The 30x30 initiative has the potential to serve as a powerful step in the journey to repair our relationship with Mother Earth, by ensuring Indigenous Peoples’ rights, sovereignty, and Free, Prior and Informed Consent is fundamental. Indigenous communities across the continent have demonstrated their commitment to environmental conservation and Tribal leaders have generously offered their guidance and leadership, yet will require their leaderships to both be respected and included, but also financially resourced.
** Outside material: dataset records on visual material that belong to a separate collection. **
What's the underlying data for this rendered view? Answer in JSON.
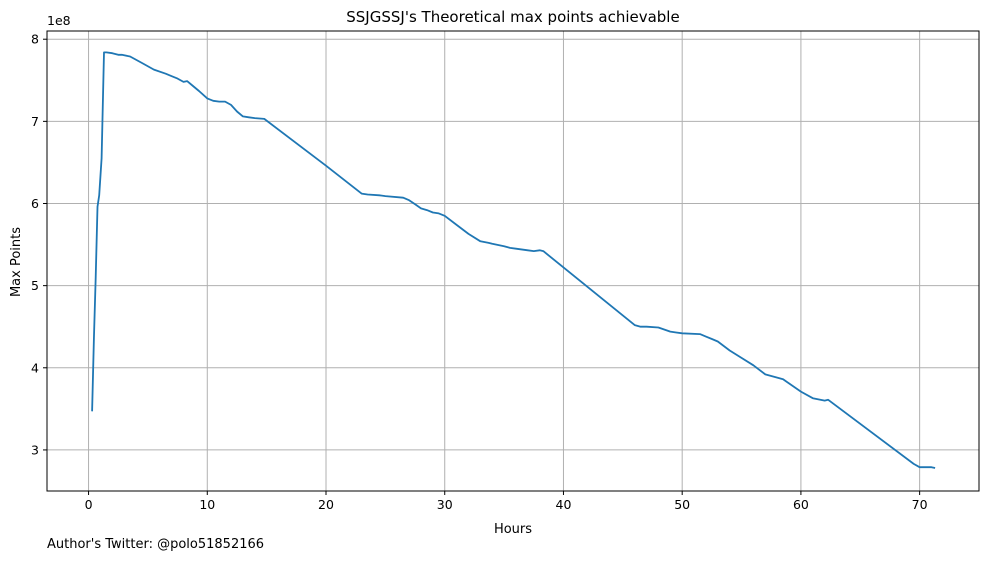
{
  "chart_data": {
    "type": "line",
    "title": "SSJGSSJ's Theoretical max points achievable",
    "xlabel": "Hours",
    "ylabel": "Max Points",
    "offset_label": "1e8",
    "xlim": [
      -3.5,
      75
    ],
    "ylim": [
      2.5,
      8.1
    ],
    "xticks": [
      0,
      10,
      20,
      30,
      40,
      50,
      60,
      70
    ],
    "yticks": [
      3,
      4,
      5,
      6,
      7,
      8
    ],
    "grid": true,
    "line_color": "#1f77b4",
    "series": [
      {
        "x": [
          0.3,
          0.45,
          0.6,
          0.75,
          0.9,
          1.1,
          1.3,
          1.5,
          2.0,
          2.5,
          2.8,
          3.5,
          4.5,
          5.5,
          6.5,
          7.0,
          7.5,
          8.0,
          8.3,
          8.8,
          9.3,
          10.0,
          10.5,
          11.0,
          11.5,
          12.0,
          12.5,
          13.0,
          13.5,
          14.0,
          14.8,
          20.0,
          23.0,
          23.5,
          24.5,
          25.0,
          26.5,
          27.0,
          27.5,
          28.0,
          28.5,
          29.0,
          29.5,
          30.0,
          31.0,
          32.0,
          33.0,
          33.7,
          34.0,
          35.0,
          35.5,
          36.0,
          37.0,
          37.5,
          38.0,
          38.3,
          46.0,
          46.5,
          47.0,
          48.0,
          49.0,
          49.5,
          50.0,
          51.5,
          52.0,
          52.5,
          53.0,
          54.0,
          55.0,
          56.0,
          57.0,
          58.0,
          58.5,
          59.0,
          60.0,
          61.0,
          62.0,
          62.3,
          69.5,
          70.0,
          70.5,
          71.0,
          71.3
        ],
        "y": [
          3.47,
          4.35,
          5.1,
          5.96,
          6.1,
          6.55,
          7.84,
          7.84,
          7.83,
          7.81,
          7.81,
          7.79,
          7.71,
          7.63,
          7.58,
          7.55,
          7.52,
          7.48,
          7.49,
          7.43,
          7.37,
          7.28,
          7.25,
          7.24,
          7.24,
          7.2,
          7.12,
          7.06,
          7.05,
          7.04,
          7.03,
          6.46,
          6.12,
          6.11,
          6.1,
          6.09,
          6.07,
          6.04,
          5.99,
          5.94,
          5.92,
          5.89,
          5.88,
          5.85,
          5.74,
          5.63,
          5.54,
          5.52,
          5.51,
          5.48,
          5.46,
          5.45,
          5.43,
          5.42,
          5.43,
          5.42,
          4.52,
          4.5,
          4.5,
          4.49,
          4.44,
          4.43,
          4.42,
          4.41,
          4.38,
          4.35,
          4.32,
          4.21,
          4.12,
          4.03,
          3.92,
          3.88,
          3.86,
          3.81,
          3.71,
          3.63,
          3.6,
          3.61,
          2.83,
          2.79,
          2.79,
          2.79,
          2.78
        ]
      }
    ]
  },
  "footnote": "Author's Twitter: @polo51852166"
}
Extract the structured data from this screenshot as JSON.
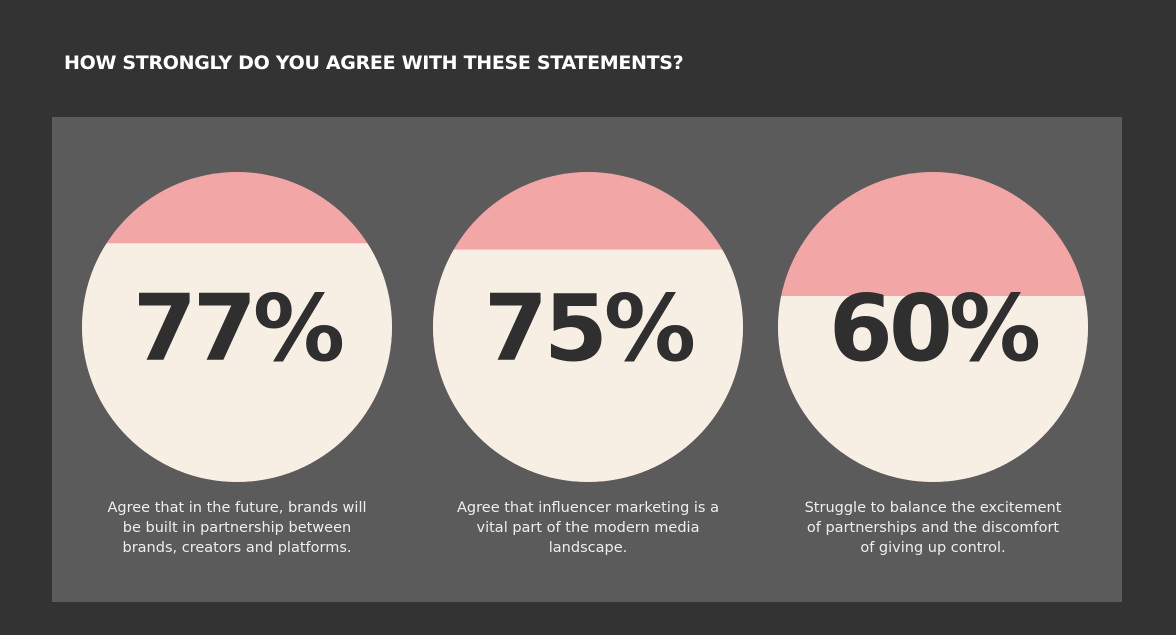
{
  "chart_data": {
    "type": "circle",
    "title": "HOW STRONGLY DO YOU AGREE WITH THESE STATEMENTS?",
    "categories": [
      "Agree that in the future, brands will be built in partnership between brands, creators and platforms.",
      "Agree that influencer marketing is a vital part of the modern media landscape.",
      "Struggle to balance the excitement of partnerships and the discomfort of giving up control."
    ],
    "values": [
      77,
      75,
      60
    ],
    "value_labels": [
      "77%",
      "75%",
      "60%"
    ],
    "color": "#f7efe3",
    "empty_color": "#f2a6a6"
  }
}
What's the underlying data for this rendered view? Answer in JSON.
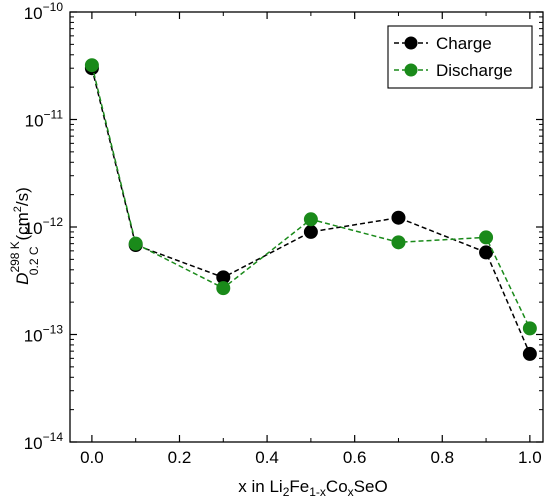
{
  "chart_data": {
    "type": "line",
    "xlabel": {
      "base": "x in Li",
      "sub1": "2",
      "mid1": "Fe",
      "sub2": "1-x",
      "mid2": "Co",
      "sub3": "x",
      "tail": "SeO"
    },
    "ylabel": {
      "base": "D",
      "sup": "298 K",
      "sub": "0.2 C",
      "unit": "(cm",
      "unit_sup": "2",
      "unit_tail": "/s)"
    },
    "xlim": [
      -0.05,
      1.03
    ],
    "ylim_exp": [
      -14,
      -10
    ],
    "y_scale": "log",
    "grid": false,
    "legend_position": "top-right",
    "x_ticks": [
      {
        "value": 0.0,
        "label": "0.0"
      },
      {
        "value": 0.2,
        "label": "0.2"
      },
      {
        "value": 0.4,
        "label": "0.4"
      },
      {
        "value": 0.6,
        "label": "0.6"
      },
      {
        "value": 0.8,
        "label": "0.8"
      },
      {
        "value": 1.0,
        "label": "1.0"
      }
    ],
    "y_ticks": [
      {
        "exp": -10,
        "base": "10",
        "sup": "−10"
      },
      {
        "exp": -11,
        "base": "10",
        "sup": "−11"
      },
      {
        "exp": -12,
        "base": "10",
        "sup": "−12"
      },
      {
        "exp": -13,
        "base": "10",
        "sup": "−13"
      },
      {
        "exp": -14,
        "base": "10",
        "sup": "−14"
      }
    ],
    "series": [
      {
        "name": "Charge",
        "color": "#000000",
        "x": [
          0.0,
          0.1,
          0.3,
          0.5,
          0.7,
          0.9,
          1.0
        ],
        "y": [
          3e-11,
          6.8e-13,
          3.4e-13,
          9e-13,
          1.22e-12,
          5.8e-13,
          6.6e-14
        ]
      },
      {
        "name": "Discharge",
        "color": "#1a8a1a",
        "x": [
          0.0,
          0.1,
          0.3,
          0.5,
          0.7,
          0.9,
          1.0
        ],
        "y": [
          3.2e-11,
          7e-13,
          2.7e-13,
          1.18e-12,
          7.2e-13,
          8e-13,
          1.14e-13
        ]
      }
    ]
  }
}
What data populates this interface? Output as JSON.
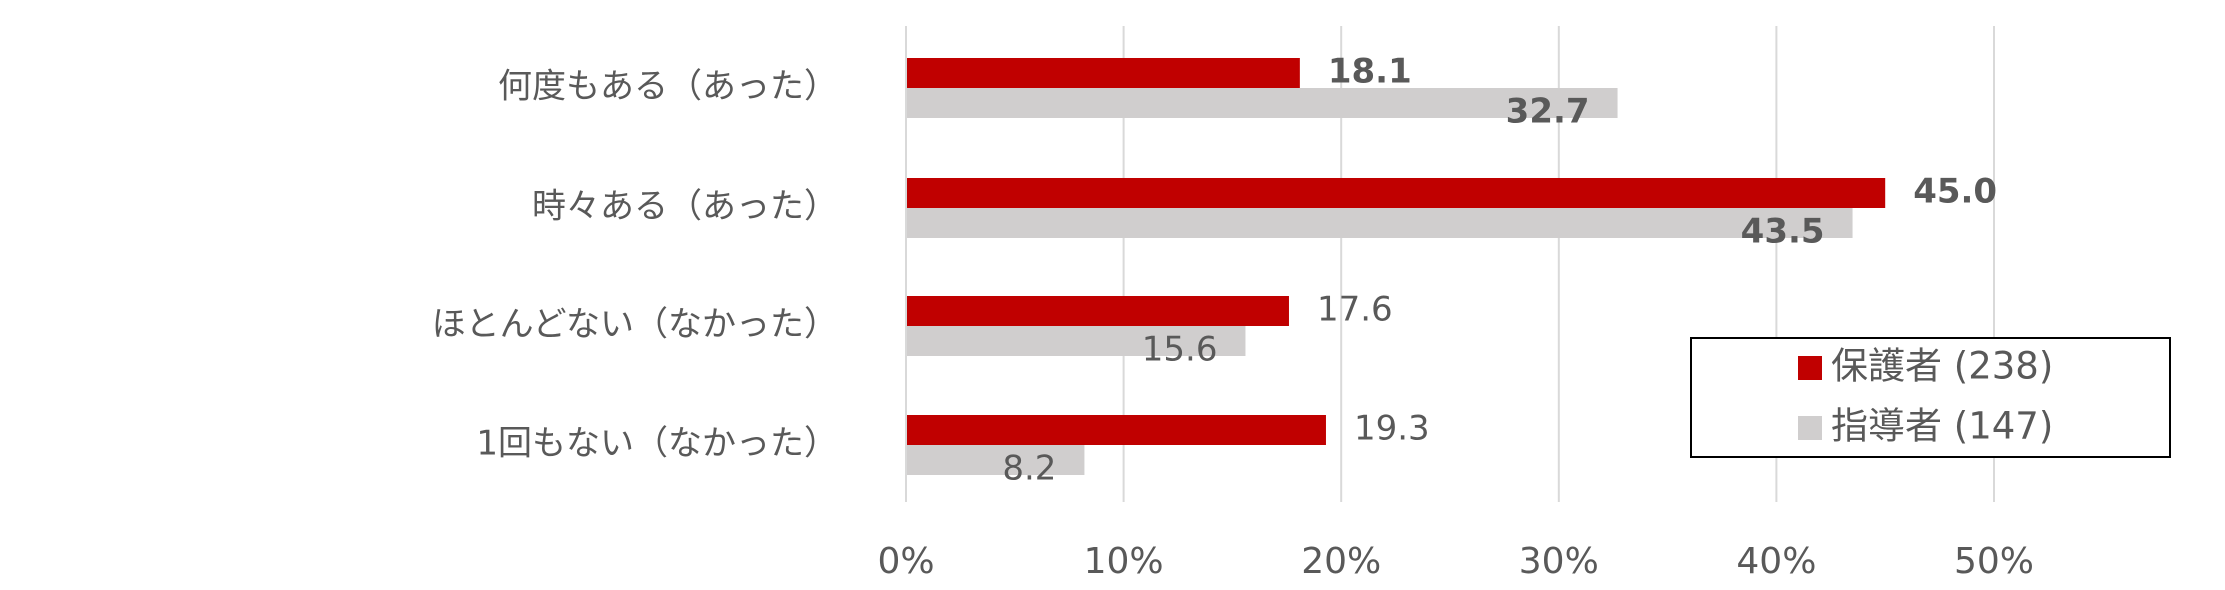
{
  "chart_data": {
    "type": "bar",
    "orientation": "horizontal",
    "categories": [
      "何度もある（あった）",
      "時々ある（あった）",
      "ほとんどない（なかった）",
      "1回もない（なかった）"
    ],
    "series": [
      {
        "name": "保護者 (238)",
        "color": "#c00000",
        "values": [
          18.1,
          45.0,
          17.6,
          19.3
        ],
        "value_labels": [
          "18.1",
          "45.0",
          "17.6",
          "19.3"
        ]
      },
      {
        "name": "指導者 (147)",
        "color": "#d0cece",
        "values": [
          32.7,
          43.5,
          15.6,
          8.2
        ],
        "value_labels": [
          "32.7",
          "43.5",
          "15.6",
          "8.2"
        ]
      }
    ],
    "xlim": [
      0,
      50
    ],
    "xticks": [
      {
        "value": 0,
        "label": "0%"
      },
      {
        "value": 10,
        "label": "10%"
      },
      {
        "value": 20,
        "label": "20%"
      },
      {
        "value": 30,
        "label": "30%"
      },
      {
        "value": 40,
        "label": "40%"
      },
      {
        "value": 50,
        "label": "50%"
      }
    ],
    "grid": true,
    "legend": "lower right"
  }
}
Cultural Survival urges the Biden-Harris administration to support Indigenous-led programs that transmit and revitalize cultural knowledge in communities and that put land back in Indigenous hands, and we encourage the administration to do everything in its power to use the 30x30 platform as a means to facilitate Indigenous Peoples’ ability and access to continuing to engage in the work and relationships they have carried out on this land since time immemorial.